Our final purpose is to evaluate the quality of communication between a teacher and students using the accelerometer sensor of a smartphone in the class. The results of this measurement suggest that there is suitable potential for detecting the presenter’s movements while speaking and the audience’s movements while asking questions using the raw and frequency-analyzed accelerometer data. At present, the relationship between a specific movement and characteristics of the frequency distribution is manually associated using the corpus of movement data. However, in the future, it will be possible to detect specific body movements using a deep classifier system that is trained with the frequency data tagged with the body movements. Using such a learning method, it will also be possible to display the distribution of students’ body movements in class in real time.

The results of the analysis of sonogram correlations show that the relationship between the frequency distribution of a presenter and that of an audience member becomes similar when they interchange comments with each other.

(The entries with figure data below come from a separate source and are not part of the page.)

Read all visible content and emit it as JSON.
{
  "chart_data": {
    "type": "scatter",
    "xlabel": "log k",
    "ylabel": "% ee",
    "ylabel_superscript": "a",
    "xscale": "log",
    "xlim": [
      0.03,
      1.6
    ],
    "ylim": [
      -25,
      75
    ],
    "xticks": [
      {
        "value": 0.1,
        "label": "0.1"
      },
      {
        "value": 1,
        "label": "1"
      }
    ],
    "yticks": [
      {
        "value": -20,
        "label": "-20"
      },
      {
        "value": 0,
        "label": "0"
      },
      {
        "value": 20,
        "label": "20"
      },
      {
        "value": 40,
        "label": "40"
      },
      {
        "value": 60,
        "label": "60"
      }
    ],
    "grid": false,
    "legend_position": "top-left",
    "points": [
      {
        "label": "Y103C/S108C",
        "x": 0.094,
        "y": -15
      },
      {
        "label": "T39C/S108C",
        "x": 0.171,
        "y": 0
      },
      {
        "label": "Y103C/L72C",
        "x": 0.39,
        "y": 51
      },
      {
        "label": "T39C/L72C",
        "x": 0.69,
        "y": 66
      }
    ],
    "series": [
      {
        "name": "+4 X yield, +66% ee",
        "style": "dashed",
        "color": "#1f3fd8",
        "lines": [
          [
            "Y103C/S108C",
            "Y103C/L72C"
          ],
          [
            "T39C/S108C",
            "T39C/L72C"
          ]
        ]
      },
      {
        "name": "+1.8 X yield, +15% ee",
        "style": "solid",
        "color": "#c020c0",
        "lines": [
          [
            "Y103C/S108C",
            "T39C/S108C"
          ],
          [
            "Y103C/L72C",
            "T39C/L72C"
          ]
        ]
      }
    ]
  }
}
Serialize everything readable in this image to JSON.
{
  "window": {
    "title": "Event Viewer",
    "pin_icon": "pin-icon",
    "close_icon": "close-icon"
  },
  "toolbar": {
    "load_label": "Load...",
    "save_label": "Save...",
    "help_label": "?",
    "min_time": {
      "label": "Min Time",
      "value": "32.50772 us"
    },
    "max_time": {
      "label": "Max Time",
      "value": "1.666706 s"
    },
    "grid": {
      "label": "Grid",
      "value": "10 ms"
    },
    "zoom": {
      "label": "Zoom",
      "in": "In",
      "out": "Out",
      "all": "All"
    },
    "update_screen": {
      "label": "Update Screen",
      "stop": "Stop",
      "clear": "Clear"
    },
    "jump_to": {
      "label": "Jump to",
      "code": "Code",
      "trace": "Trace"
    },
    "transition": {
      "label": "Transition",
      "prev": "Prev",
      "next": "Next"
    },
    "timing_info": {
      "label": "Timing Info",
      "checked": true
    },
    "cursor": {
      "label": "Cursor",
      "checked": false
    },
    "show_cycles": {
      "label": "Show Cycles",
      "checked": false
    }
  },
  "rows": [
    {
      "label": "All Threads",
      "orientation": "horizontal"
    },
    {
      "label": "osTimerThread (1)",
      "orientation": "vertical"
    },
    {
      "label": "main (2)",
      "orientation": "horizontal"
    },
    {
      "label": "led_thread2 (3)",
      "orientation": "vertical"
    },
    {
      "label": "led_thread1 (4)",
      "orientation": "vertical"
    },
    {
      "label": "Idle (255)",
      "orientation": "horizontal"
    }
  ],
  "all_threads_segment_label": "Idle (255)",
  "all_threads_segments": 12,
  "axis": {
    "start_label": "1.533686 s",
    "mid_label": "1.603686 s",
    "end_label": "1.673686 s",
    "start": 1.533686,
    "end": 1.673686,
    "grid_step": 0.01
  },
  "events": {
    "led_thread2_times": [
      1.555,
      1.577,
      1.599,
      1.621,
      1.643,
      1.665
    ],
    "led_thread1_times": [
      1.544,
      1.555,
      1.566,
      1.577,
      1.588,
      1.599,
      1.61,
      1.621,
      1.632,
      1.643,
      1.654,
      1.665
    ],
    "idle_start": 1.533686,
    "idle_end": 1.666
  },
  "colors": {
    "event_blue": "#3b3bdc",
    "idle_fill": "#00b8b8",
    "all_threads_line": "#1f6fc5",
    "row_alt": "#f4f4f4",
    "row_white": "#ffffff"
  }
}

This result may come about from the synchronization of body movements between presenter and audience. In previous studies, the synchronization between the voice of a teacher and body movements of students, or the synchronization of body movements between students, has been observed when students’ level of understanding became high. In this study, we can observe the same phenomenon. In the high-correlation part of the seminar, the presenter nodded, corresponding to comments from the audience, and at the same time, an audience member nodded, corresponding to the response from the presenter. This kind of communication and synchronization may indicate a deep level of rapport.

The similarity of frequency distributions appeared not only between a presenter and audience member who have a discussion but also between the presenter and audience members with whom the presenter does not have a direct exchange. This result means that the synchronization of body movements was widespread among other audience members who were merely present in the room. This phenomenon might be important for classroom rapport. The nodding of students is important feedback for a teacher to sense the level of understanding in the class. If this feedback is widely synchronized among the class, both teacher and students could feel a sense of unity in learning something new. At the same time, this sense of unity would promote the involvement of students in the class. It is suggested that in a good class, this cycle of the synchronization of body movements, emergence of sense of unity, and subjective involvement might occur. In future work, the synchronization of body movements should be analyzed in more detail to evaluate the quality of communication between teacher and students. To carry out this analysis, subjective evaluations of teacher and students (e.g., levels of understanding, levels of interest) will be investigated and associated to the accelerometer data or corpuses of utterances and body movements. By such an analysis, the possibility of a method for class evaluation will be discussed.